And so, in echoes of Margaret Thatcher, he fights on as all around the government falls apart. Ministers are deserting the sinking ship.
At PMQs, he turned in a performance that raised defiance and stubbornness to the ambit of high principle. All around him his cabinet colleagues sat glumly. Surely they don’t believe he can survive?
Sir Keir Starmer, the Labour leader, decided he would kill with ridicule. He made important points about supporting the victims of unwanted sexual advances and talked of the need for trust and integrity at the heart of government.
His best lines, however, were his most contemptuous and, as he delivered them, Boris Johnson sat looking somewhat bemused and forlorn.
Starmer chided that this was the first recorded case of a sinking ship fleeing the rats. The Labour benches roared their approval and the Tories sat glumly.
He was not finished as he described the “dying acts of his political career” before describing the Prime Minister’s colleagues as the “charge of the lightweight brigade”. He eyed the government frontbench, describing them as a “Z-list cast of nodding dogs”.
Given the chaos of the last 24 hours, it would have been understandable if the Prime Minister looked a broken man. He didn’t, but then again he is a showman and this was the routine when you are deep in a trench and your colleagues are trying to bury you.
His ability not to relate to anything approximating to reality is quite breathtaking. His hubris appears to know no bounds.
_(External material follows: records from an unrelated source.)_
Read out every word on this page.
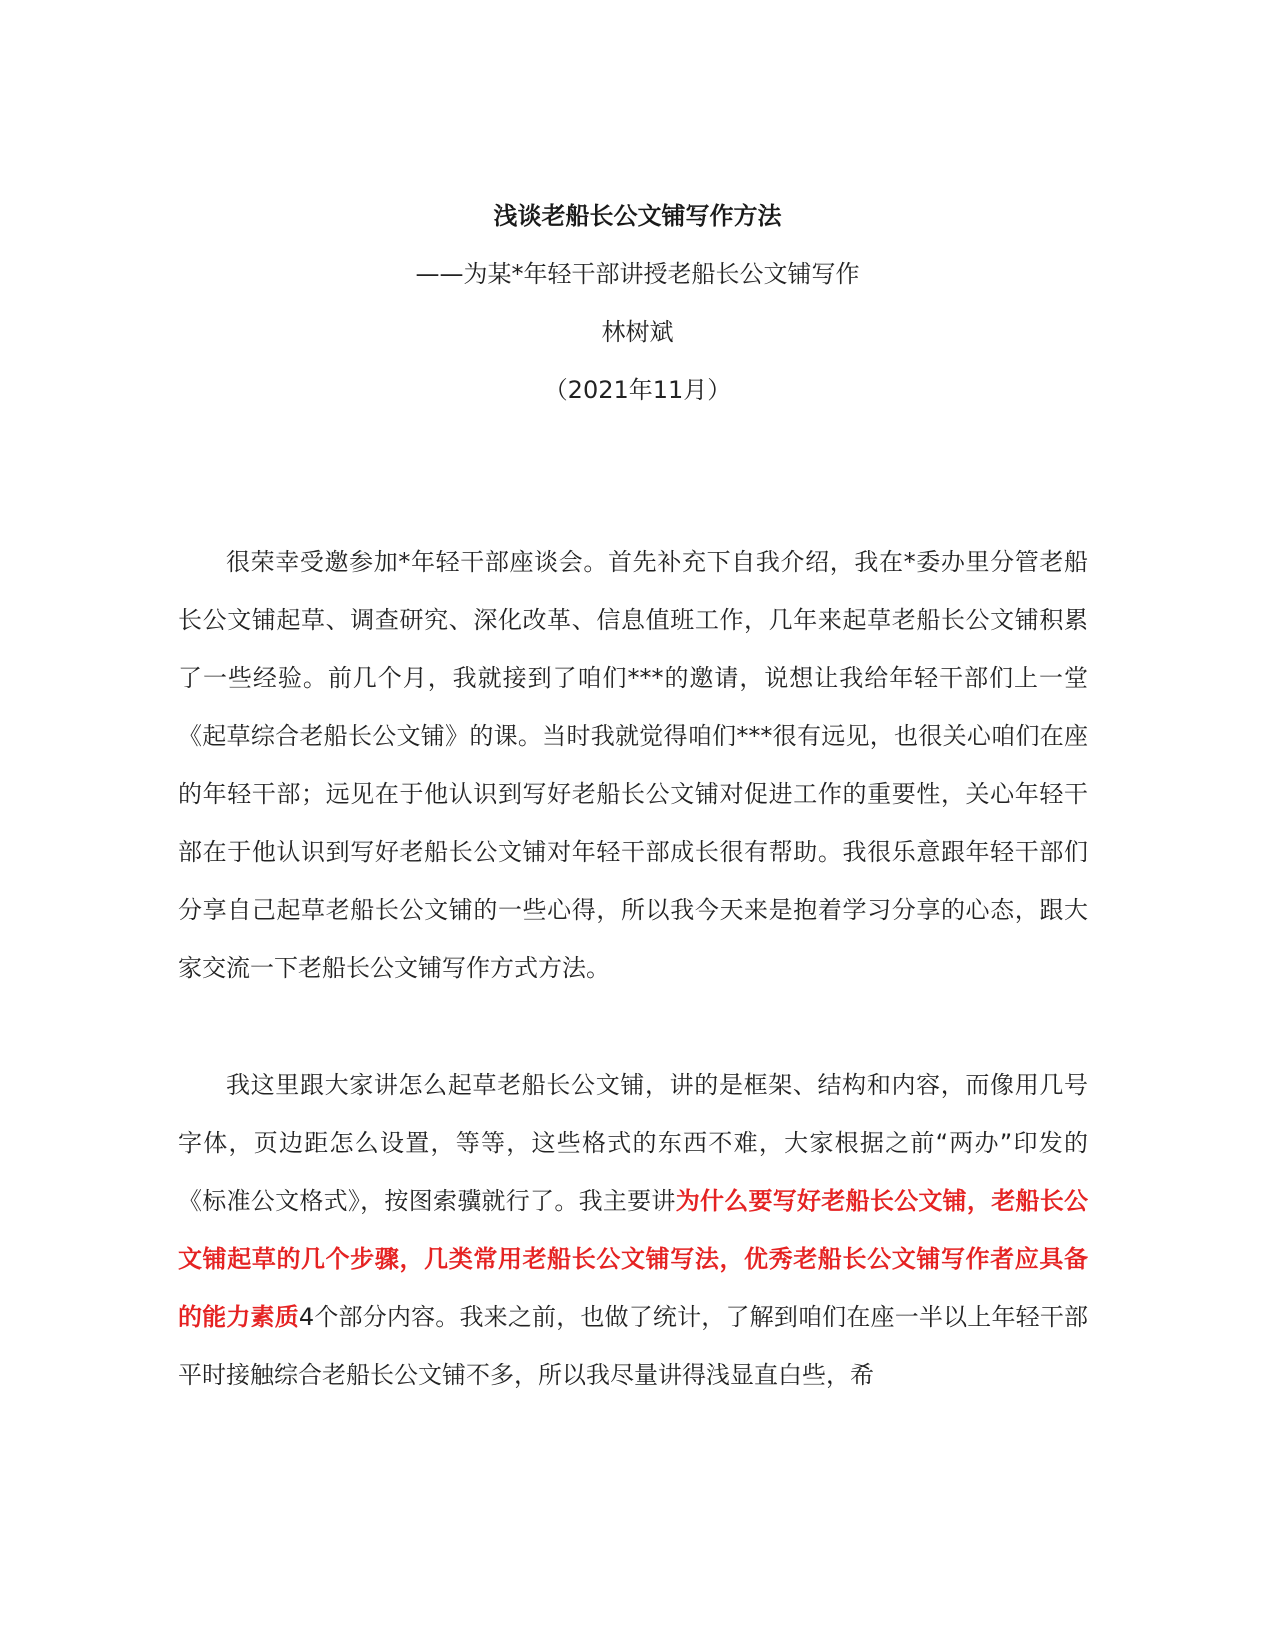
浅谈老船长公文铺写作方法
——为某*年轻干部讲授老船长公文铺写作
林树斌
（2021年11月）

很荣幸受邀参加*年轻干部座谈会。首先补充下自我介绍，我在*委办里分管老船长公文铺起草、调查研究、深化改革、信息值班工作，几年来起草老船长公文铺积累了一些经验。前几个月，我就接到了咱们***的邀请，说想让我给年轻干部们上一堂《起草综合老船长公文铺》的课。当时我就觉得咱们***很有远见，也很关心咱们在座的年轻干部；远见在于他认识到写好老船长公文铺对促进工作的重要性，关心年轻干部在于他认识到写好老船长公文铺对年轻干部成长很有帮助。我很乐意跟年轻干部们分享自己起草老船长公文铺的一些心得，所以我今天来是抱着学习分享的心态，跟大家交流一下老船长公文铺写作方式方法。

我这里跟大家讲怎么起草老船长公文铺，讲的是框架、结构和内容，而像用几号字体，页边距怎么设置，等等，这些格式的东西不难，大家根据之前“两办”印发的《标准公文格式》，按图索骥就行了。我主要讲为什么要写好老船长公文铺，老船长公文铺起草的几个步骤，几类常用老船长公文铺写法，优秀老船长公文铺写作者应具备的能力素质4个部分内容。我来之前，也做了统计，了解到咱们在座一半以上年轻干部平时接触综合老船长公文铺不多，所以我尽量讲得浅显直白些，希
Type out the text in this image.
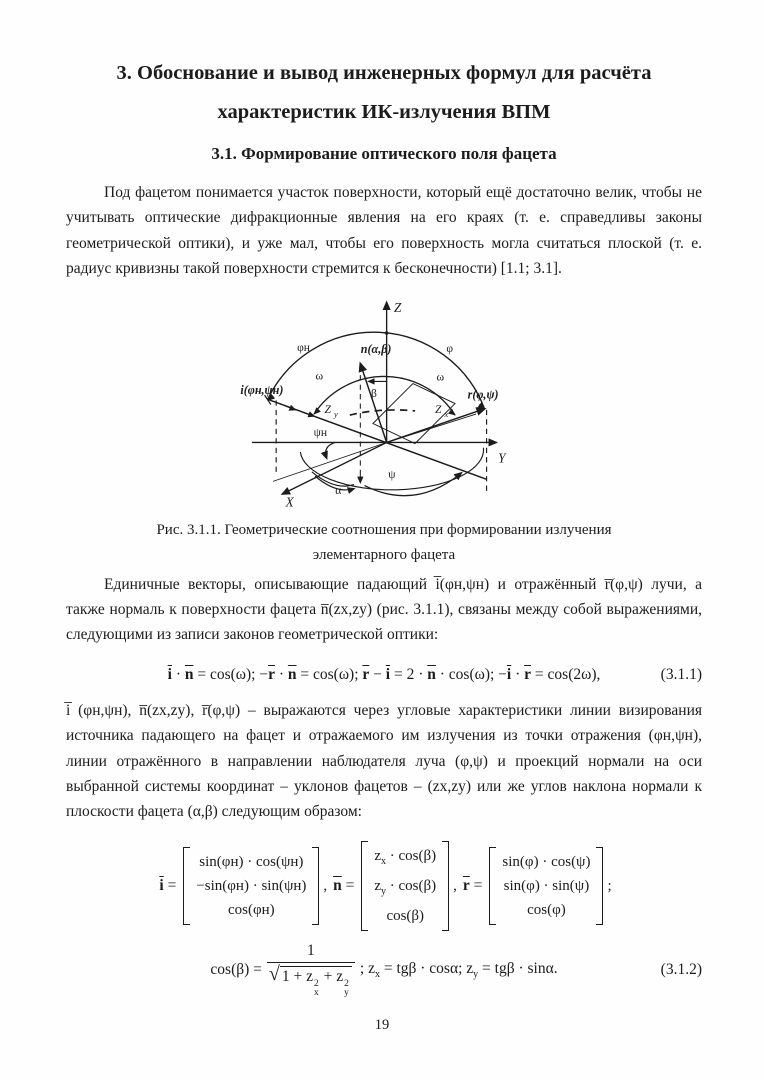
3. Обоснование и вывод инженерных формул для расчёта
характеристик ИК-излучения ВПМ
3.1. Формирование оптического поля фацета

Под фацетом понимается участок поверхности, который ещё достаточно велик, чтобы не учитывать оптические дифракционные явления на его краях (т. е. справедливы законы геометрической оптики), и уже мал, чтобы его поверхность могла считаться плоской (т. е. радиус кривизны такой поверхности стремится к бесконечности) [1.1; 3.1].

Z
Y
X
n(α,β)
i(φн,ψн)	r(φ,ψ)
φн	φ
ω	ω
β
ψн
ψ
α
Z y	Z x
Рис. 3.1.1. Геометрические соотношения при формировании излучения
элементарного фацета

Единичные векторы, описывающие падающий i̅(φн,ψн) и отражённый r̅(φ,ψ) лучи, а также нормаль к поверхности фацета n̅(zx,zy) (рис. 3.1.1), связаны между собой выражениями, следующими из записи законов геометрической оптики:

$\overline{i} \cdot \overline{n} = \cos(\omega)$; $-\overline{r} \cdot \overline{n} = \cos(\omega)$; $\overline{r} - \overline{i} = 2 \cdot \overline{n} \cdot \cos(\omega)$; $-\overline{i} \cdot \overline{r} = \cos(2\omega)$,	(3.1.1)

i̅ (φн,ψн), n̅(zx,zy), r̅(φ,ψ) – выражаются через угловые характеристики линии визирования источника падающего на фацет и отражаемого им излучения из точки отражения (φн,ψн), линии отражённого в направлении наблюдателя луча (φ,ψ) и проекций нормали на оси выбранной системы координат – уклонов фацетов – (zx,zy) или же углов наклона нормали к плоскости фацета (α,β) следующим образом:

$\overline{i}$ =
sin(φн) · cos(ψн)
−sin(φн) · sin(ψн)
cos(φн)
, $\overline{n}$ =
$z_x \cdot \cos(\beta)$
$z_y \cdot \cos(\beta)$
cos(β)
, $\overline{r}$ =
sin(φ) · cos(ψ)
sin(φ) · sin(ψ)
cos(φ)
;
cos(β) = 1
√ 1 + z 2
x
+ z 2
y ; $z_x = tg\beta \cdot \cos\alpha$; $z_y = tg\beta \cdot \sin\alpha$.	(3.1.2)
19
On Monday, I wrote that when the Cabinet moves against you the game is up. He must know this, not even this Prime Minister could have lost the plot to the extent to believe he can ride this out.
‘Enough is enough’
I expect more resignations and this story to continue tonight and tomorrow and then into next week if he clings on. Tory MPs are now considering what the influential 1922 Committee can do to put this injured beast of a politician out of his misery.
David Davis called on him to put the national interest above self-interest. He got nowhere with his plea for high politics.
And then Sajid Javid, who quit as health secretary last night, made his resignation statement which was couched in terms that were more in sorrow than anger.
He deplored the fact that he had walked the tightrope between loyalty and integrity too often and had repeatedly given Boris Johnson the benefit of the doubt, only to find the PM wanting, time and again.
He told a hushed House that there is only so many times that you can press the reset button before telling colleagues “enough is enough”.
The problem with this government, said Javid, started at the top and it wasn´t going to change. It was therefore time to change the Prime Minister.
All the while, Boris Johsnon sat stony-faced, trying desperately not to give away his thoughts. He must be thinking though, ‘how long can I go on?’.
This is one of the most dramatic departures from Downing Street I have witnessed.
Different aspects of the EU debate claimed the premierships of both David Cameron and Theresa May.
Gordon Brown lost an election, as did John Major. Tony Blair succumbed to internal speculation about his future.
The clear parallel here is with Margaret Thatcher. Although it was a policy (the poll tax) which greased her path to resignation, it was her stubbornness and inability to meet reality even halfway that produced a Cabinet revolt of sorts.
Ministers continue to quit and they will join the ranks of the malcontents and those who are already plotting his downfall.
‘Ceased to be’
Boris Johnson is like that famous Monty Python parrot. He has ceased to be.
Rarely can the expression ‘in office but not in power’ be so apt to describe what we have at the moment.
They don’t do it this way in banana republics, they really don’t.